A losing war against yourself
“I think you love me,” I tell him.
He laughs. “You think I love you?”
“Yes.”
“Alright,” he says, “so I love you. So what?”
I’ve been fighting for most of my life. A losing war against myself.
But certain kinds of trauma, they can fundamentally change you. Throughout some experiences, your entire self can get ripped apart. You might not even notice. You might get so good at pretending that it’s not until months later that you realize you’re a shadow of the girl you once were.
He was sweet, and persistent, and funny. You started hooking up. It turned into dating. He was older, and more experienced, and made it clear that he knew how things ought to go. It’s all so textbook. He made you happy. And then he would press bruises into your skin. Force your legs apart while you tasted saltwater.
The anger was the scariest. You never knew when it would come, or what it would create.
You find you have to relearn the basics. You don’t know how to trust. You don’t know how to say no. You don’t know how to react when someone yells, or jerks, or frowns. You’ll always be haunted and no one will love you, no one but him, just like he told you.
You’ve gotten very good at pretending. Even after you realize, you keep going. You don’t have a choice. A girl who wears her skin bloody and torn open revealing bruised organs and shattered bones will get crushed.
You still crave love. You still crave affection, and comfort, and kindness. But you know these things are fleeting, and that people who love you will hurt you very badly. You know these are inseparable.
You have a target painted on your back. You can’t recognize the danger signs. Or maybe you run headlong into dangerous situations.
You long for safety. You don’t always know it. Often when you first find it you break again fresh, your skin tired of being knit together everything spills onto the ground and you don’t understand—
How could he do that to me? How could he love me, and unmake me?
You get better. You get worse. You get better at faking. You get worse at telling the difference. You keep living (or you don’t). The thought of death become a comfort.

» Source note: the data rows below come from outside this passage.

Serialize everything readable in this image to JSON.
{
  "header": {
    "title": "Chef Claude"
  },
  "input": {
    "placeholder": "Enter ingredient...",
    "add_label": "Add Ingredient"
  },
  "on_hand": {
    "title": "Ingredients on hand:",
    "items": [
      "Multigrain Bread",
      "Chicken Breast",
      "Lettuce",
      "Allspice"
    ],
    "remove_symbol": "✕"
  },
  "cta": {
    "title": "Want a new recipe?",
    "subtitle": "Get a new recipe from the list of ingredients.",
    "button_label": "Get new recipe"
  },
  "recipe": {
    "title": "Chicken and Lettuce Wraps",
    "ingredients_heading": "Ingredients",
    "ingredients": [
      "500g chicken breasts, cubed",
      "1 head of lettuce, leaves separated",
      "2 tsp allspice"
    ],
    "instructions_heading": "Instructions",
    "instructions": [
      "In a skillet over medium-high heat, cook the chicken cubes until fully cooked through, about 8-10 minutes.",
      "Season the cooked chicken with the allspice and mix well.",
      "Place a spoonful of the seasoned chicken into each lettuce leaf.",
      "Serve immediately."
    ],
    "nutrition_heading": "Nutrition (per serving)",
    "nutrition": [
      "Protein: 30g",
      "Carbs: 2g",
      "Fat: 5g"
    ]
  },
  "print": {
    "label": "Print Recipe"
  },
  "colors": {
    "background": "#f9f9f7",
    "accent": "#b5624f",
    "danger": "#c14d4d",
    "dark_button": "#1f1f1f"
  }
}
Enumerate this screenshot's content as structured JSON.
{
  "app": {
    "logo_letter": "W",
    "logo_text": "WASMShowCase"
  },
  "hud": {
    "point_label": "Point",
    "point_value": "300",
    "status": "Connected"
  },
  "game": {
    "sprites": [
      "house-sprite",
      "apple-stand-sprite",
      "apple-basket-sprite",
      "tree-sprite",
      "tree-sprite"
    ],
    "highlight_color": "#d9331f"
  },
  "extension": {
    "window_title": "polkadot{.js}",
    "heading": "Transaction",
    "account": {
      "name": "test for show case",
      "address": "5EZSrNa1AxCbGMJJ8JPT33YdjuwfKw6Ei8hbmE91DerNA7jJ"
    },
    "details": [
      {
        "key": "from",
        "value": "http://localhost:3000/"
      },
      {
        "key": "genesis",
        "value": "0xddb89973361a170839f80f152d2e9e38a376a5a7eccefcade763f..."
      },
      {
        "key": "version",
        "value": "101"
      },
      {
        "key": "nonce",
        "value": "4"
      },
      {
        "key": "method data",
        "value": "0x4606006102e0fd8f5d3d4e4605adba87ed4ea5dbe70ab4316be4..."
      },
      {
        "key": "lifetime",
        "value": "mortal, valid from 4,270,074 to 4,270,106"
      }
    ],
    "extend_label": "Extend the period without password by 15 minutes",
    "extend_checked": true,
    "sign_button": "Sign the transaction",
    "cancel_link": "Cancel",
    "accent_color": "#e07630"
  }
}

You wonder if you’re still capable of love. You wonder if you’re still capable of being loved. You wonder if there’s anyone in the world who can fit with the gory, loathsome, frightening (frightened) thing you’ve become. You wonder if you deserve anyone. You wonder if being alone is your prize, in the end, or your penance, for not knowing better. Because no matter how much poetry you write about it, no matter how much therapy you attend, you will never get to leave this behind. You loved him, and he abused you, and he raped you, so many times, and those scars don’t vanish.
Because you have to fight to make a life worth living, and you’re very tired of fighting. You have to fight to make a life that’s more than just surviving.
I’d like to say you live happily ever onward, but I don’t know yet.